I am looking forward to the KEW WCSP dataset being updated and I appreciate the heads up as to which way this is going to go (the inclusion of the hybrid symbol), as I will need to update my scripts to accommodate this. I am glad that the outcome will be more consistent.

The inclusion of a notho field in the DwC (as an interim measure until I can rewrite to use ColDP) and ColDP formats would be greatly appreciated (and preferable over including the symbol in the corresponding epithet field), as I often use the individual fields with the database I work with rather than parsing the scientificName (the system I work with does not accommodate the author, only the botanical Latin name).

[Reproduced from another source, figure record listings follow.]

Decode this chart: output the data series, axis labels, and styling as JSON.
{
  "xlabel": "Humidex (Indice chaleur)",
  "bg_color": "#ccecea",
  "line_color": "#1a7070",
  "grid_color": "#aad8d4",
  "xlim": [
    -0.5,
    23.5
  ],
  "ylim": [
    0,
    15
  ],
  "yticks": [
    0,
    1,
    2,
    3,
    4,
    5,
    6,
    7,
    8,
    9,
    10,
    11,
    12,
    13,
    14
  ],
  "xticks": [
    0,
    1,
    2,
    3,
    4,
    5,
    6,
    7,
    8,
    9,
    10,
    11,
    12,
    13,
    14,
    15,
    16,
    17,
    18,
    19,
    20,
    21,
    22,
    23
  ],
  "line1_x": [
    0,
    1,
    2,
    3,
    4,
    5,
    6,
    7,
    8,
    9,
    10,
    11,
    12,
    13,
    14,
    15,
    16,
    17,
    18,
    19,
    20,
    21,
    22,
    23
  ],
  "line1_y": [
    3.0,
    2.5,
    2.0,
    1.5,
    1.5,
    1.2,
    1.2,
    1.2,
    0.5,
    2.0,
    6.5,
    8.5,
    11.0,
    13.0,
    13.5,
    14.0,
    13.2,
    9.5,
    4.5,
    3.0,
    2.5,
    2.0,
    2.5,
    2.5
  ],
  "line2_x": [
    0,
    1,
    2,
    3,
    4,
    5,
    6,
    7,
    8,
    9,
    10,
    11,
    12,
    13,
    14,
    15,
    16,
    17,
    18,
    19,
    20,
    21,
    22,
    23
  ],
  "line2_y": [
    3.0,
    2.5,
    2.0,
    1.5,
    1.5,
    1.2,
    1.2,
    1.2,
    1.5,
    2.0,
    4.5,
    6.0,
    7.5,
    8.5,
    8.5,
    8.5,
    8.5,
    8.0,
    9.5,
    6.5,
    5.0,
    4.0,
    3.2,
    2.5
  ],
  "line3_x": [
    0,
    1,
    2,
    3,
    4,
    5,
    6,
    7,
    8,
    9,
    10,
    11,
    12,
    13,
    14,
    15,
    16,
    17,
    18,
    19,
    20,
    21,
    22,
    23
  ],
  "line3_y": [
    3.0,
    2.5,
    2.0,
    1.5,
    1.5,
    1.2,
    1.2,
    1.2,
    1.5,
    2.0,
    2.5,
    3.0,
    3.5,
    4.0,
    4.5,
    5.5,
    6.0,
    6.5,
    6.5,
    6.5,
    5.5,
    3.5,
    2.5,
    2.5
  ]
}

If it is straightforward to make the namesearch API insensitive to the presence of the hybrid symbol, that would be much appreciated.

mdoering commented 2 years ago

for the namesearch I dont think I can make that happen easily. But I will be working on a new matching method in the API that would be the recommended way to look up a single matching name in any dataset. It will be based on the NamesIndex and should allow for small variations like the hybrid marker and epithet gender.

gdower commented 2 years ago

@gdower I assume you generate those comments in your ColDP script?

Yes, we add that comment.

mdoering commented 2 years ago

@gdower I assume you generate those comments in your ColDP script?

Yes, we add that comment.

Does that mean the binomial does not exist in World Plants? It appears just like that here: https://www.worldplants.de/world-plants-complete-list/complete-plant-list/?name=Amaranthus-ozanonii

Hybrid taxon. Binomial generated by Species 2000.

Maybe we should replace Species 2000 with Catalogue of Life?

Australis86 commented 2 years ago

for the namesearch I dont think I can make that happen easily. But I will be working on a new matching method in the API that would be the recommended way to look up a single matching name in any dataset. It will be based on the NamesIndex and should allow for small variations like the hybrid marker and epithet gender.

Thanks Markus. I look forward to that becoming available.

gdower commented 2 years ago

Maybe we should replace Species 2000 with Catalogue of Life?

I'll remove the binomial comment. It made sense in the old web interface that couldn't render the × symbol for hybrids, although maybe I should keep the Hybrid taxon remark.

mdoering commented 2 years ago

@Australis86 I have deployed the change to our dev environment and downloaded the Poaceae family from VASCAN with many hybrids and the new notho field in both DwC-A and ColDP downloads. Will be on prod soon.

Australis86 commented 2 years ago

@mdoering Thanks Markus. I'll use those samples to do some testing.